Clearly this approach is not very scalable longterm across dozens of companies
if I do it alone. So I'm building a team of full-time, world-class experts
(design, dev, growth hackers, entrepreneurs, etc) to also "shut up and build."

With the small team I've assembled, we can build half a dozen "obviously
fundable" projects over the next 6 months. The deal flow is there - in fact,
if additional resources were available, we could launch a dozen.

If I can't find a lead investor for the new projects, I'll simply lead the
rounds myself and hope others follow... again, not long term sustainable (I'm
not a blazillionaire.)

But by leading the first dozen ventures myself, I believe the lemming-like
investors who follow on behind my lead can begin to get some comfort around
building a portfolio.

Statistics and history tell us that we need to take at least 50 GOOD swings to
build a homerun (Series C) business. As a state, we need to take a minimum of
50 GOOD swings every year. (Note the emphasis on the word "good.")

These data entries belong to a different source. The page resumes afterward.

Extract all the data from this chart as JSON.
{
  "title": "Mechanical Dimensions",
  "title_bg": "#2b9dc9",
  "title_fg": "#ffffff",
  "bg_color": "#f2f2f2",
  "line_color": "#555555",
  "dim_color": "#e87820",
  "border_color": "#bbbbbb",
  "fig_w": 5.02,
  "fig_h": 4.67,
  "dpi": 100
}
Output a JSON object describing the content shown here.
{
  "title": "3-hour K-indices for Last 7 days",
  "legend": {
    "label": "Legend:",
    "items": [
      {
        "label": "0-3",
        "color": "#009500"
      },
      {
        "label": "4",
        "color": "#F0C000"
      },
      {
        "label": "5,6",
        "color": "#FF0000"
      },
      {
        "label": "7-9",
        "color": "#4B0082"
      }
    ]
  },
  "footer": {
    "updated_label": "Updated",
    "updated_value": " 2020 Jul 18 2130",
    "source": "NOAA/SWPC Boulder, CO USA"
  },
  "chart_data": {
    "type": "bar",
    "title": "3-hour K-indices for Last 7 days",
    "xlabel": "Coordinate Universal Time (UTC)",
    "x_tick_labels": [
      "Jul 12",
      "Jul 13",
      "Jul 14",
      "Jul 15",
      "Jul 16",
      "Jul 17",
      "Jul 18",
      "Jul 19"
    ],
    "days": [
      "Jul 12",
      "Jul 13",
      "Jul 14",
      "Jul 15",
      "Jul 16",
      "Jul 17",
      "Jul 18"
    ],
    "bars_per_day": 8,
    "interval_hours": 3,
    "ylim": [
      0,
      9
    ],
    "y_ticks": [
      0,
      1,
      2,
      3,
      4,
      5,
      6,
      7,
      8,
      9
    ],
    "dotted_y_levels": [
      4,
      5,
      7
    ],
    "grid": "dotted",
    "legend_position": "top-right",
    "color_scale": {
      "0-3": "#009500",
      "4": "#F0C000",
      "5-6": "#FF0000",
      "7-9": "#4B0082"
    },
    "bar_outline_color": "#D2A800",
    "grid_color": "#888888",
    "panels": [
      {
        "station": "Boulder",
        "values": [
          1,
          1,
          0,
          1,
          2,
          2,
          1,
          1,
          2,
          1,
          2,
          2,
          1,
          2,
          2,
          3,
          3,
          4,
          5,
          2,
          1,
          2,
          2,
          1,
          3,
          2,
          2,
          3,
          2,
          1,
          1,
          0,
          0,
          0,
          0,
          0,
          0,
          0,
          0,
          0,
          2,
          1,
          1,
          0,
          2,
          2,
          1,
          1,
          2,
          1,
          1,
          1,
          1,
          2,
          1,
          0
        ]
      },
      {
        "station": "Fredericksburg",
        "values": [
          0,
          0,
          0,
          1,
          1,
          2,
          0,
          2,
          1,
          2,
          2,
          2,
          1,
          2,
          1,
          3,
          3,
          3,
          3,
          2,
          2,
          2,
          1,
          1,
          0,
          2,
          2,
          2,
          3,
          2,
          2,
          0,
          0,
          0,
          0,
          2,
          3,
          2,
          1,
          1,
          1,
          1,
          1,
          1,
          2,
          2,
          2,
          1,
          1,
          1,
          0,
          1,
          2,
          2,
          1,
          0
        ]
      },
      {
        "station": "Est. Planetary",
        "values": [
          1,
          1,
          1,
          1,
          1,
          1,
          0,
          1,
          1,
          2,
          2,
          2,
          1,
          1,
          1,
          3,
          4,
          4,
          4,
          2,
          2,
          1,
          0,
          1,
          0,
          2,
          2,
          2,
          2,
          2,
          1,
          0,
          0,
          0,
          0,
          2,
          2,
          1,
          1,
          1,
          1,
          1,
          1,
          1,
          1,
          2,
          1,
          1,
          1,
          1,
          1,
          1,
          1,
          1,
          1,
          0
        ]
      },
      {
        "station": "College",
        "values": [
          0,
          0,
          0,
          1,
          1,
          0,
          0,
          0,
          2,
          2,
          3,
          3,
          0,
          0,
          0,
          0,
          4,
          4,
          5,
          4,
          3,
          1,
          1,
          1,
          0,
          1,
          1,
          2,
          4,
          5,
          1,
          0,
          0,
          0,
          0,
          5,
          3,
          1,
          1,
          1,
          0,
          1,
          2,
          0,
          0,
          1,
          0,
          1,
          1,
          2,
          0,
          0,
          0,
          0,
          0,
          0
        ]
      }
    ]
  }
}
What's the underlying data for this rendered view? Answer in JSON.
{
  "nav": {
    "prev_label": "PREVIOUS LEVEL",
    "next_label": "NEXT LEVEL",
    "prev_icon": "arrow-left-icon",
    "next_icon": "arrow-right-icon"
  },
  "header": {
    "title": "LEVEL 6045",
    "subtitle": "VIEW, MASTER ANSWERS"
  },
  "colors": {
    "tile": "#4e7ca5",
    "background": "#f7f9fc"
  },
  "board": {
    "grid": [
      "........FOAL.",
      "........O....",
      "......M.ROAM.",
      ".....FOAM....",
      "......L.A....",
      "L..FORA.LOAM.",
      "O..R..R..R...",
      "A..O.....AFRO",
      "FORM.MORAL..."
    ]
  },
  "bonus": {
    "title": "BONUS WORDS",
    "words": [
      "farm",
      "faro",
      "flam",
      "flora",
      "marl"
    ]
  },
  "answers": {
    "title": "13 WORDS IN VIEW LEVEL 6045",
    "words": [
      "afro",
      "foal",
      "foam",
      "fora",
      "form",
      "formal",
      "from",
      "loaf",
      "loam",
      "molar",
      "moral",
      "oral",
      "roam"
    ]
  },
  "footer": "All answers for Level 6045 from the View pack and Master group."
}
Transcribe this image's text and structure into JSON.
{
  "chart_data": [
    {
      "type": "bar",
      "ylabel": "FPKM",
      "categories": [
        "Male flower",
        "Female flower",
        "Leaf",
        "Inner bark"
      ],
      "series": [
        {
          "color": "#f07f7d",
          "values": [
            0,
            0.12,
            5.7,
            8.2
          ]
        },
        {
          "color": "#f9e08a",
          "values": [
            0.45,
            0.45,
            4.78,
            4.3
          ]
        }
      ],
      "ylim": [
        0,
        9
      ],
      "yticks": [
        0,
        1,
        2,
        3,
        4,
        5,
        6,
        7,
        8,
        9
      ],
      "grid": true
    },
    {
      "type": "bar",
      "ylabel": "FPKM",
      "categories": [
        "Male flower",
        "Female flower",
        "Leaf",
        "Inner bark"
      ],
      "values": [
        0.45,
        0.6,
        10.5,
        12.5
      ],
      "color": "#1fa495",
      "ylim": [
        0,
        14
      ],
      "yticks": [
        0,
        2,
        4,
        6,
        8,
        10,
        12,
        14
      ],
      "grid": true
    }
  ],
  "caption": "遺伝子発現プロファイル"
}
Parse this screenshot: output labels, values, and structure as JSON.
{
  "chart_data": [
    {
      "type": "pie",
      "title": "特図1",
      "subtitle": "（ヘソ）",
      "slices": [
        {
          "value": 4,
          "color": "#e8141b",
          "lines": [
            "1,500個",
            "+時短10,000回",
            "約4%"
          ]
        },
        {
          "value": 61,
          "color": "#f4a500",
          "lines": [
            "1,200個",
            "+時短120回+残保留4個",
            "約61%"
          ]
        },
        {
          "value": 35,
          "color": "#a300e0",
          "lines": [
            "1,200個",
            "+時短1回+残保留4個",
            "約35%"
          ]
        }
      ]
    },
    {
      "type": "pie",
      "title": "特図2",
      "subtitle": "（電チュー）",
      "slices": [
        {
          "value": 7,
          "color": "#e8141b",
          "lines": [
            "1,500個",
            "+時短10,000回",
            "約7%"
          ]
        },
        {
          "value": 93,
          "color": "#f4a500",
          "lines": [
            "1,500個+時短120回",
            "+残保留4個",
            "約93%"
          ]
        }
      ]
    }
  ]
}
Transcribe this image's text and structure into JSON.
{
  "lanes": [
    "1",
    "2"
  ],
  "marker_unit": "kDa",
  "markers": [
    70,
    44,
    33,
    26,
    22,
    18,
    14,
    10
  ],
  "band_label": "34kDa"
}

To your second question: I ABSOLUTELY know of entrepreneurs who are sitting on
the sidelines due to lack of seed funding. A couple dozen, actually. I'm not
talking middling college grads either - I'm talking mid-career 25-35 year old,
A+ rockstars who are experts in their field who have a fundable business plan
gathering dust.

They don't jump because the risk is too great. And I don't fault them for
that.

Think about it - as a society who wants more entrepreneurs, we're asking
potential entrepreneurs to abandon a steady paycheck at a cushy job AND risk
their entire life savings to fund their new venture.

Entrepreneurs shouldn't have to bear ALL the risk... even with seed funding,
entrepreneurs still shoulder the VAST majority of risk.

Abandoning a steady paycheck is hard enough... someone willing to that AND
risk their life savings is likely clinically insane. As a culture without seed
funding readily-available for the best and brightest, I believe we're building
a startup system than selects for the clinically insane!

The last thing we need is a bunch of mediocre (perhaps insane) entrepreneurs
pursuing mediocre ideas receiving seed funding from mediocre sources.